HFF cells were infected with wt Towne at an MOI of 2/cell, harvested at 48 h p.i. for immunoprecipitation with specific antibodies against C1QBP (A, B and C), IE2-p86 (A and B), UL84 (C), UL44 (C), or isotype antibody control (ctrlAb). The precipitates were fractionated by 10% SDS-PAGE. Proteins were detected by Western blot with indicated specific antibodies (PTRF, NPM1, YXB1, and C1QBP) as described in the Materials and Methods. Since the heavy chain of the antibody used in co-immunoprecipitation migrates to the same location as UL44, and overshadows the signal of UL44, the protein UL84 was examined in anti-UL44 precipitates (C).

Figure 6. HCMV infection up-regulates the expression of cellular protein C1QBP, which associates with the IE2-p86/UL84/UL44 complex in virus replication compartments.

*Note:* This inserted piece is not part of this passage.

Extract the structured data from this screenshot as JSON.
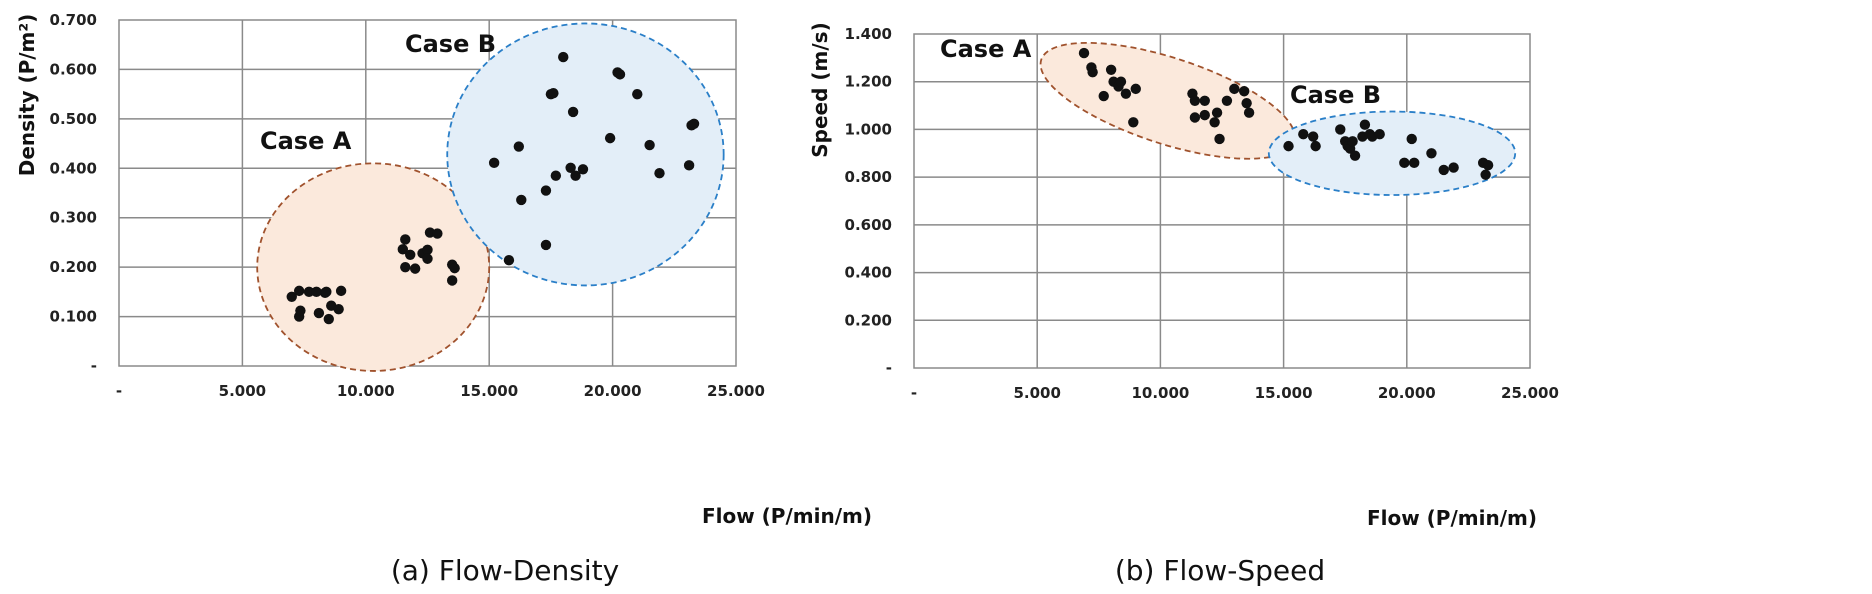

(A) HFF cells, infected with wt HCMV (V) at an MOI of 2 PFU/cell and were harvested at the indicated time-points for western blot analysis of proteins IE1-p72, IE2-p86, UL84, C1QBP, and GAPDH by using specific antibodies described in the Materials and Methods. Cellular protein GAPDH serves as sample loading control (C). (B) Cytoplasmic and nuclear fractions of mock-infected or HCMV-infected cells were analyzed for C1QBP and IE2-p86. Lamin A and GAPDH were used as makers for the nuclear (Nu) and cytoplasm (Cy) fractions, respectively. (C and D) Subcellular localization of cellular C1QBP and viral UL84, IE2-p86, and UL44 proteins in HFF cells infected with wt HCMV at MOI of 2 PFU/cell for 48 h. Uninfected cells and infected cells were fixed before (C, whole-cell view) or after (D, nuclear view) permeabilization with 0.3% Triton X-100 and immunostained with specific antibodies against C1QBP, IE2-p86, UL84, or UL44 as described in the Materials and Methods. Cellular DNA was stained by TO-PRO. The 63× objective lense was used. Pearson's correlation (R) for colocalizaion of fluorescent signals was determined for indicated images by Image J software (ver 1.46) and are shown on the right of each panel.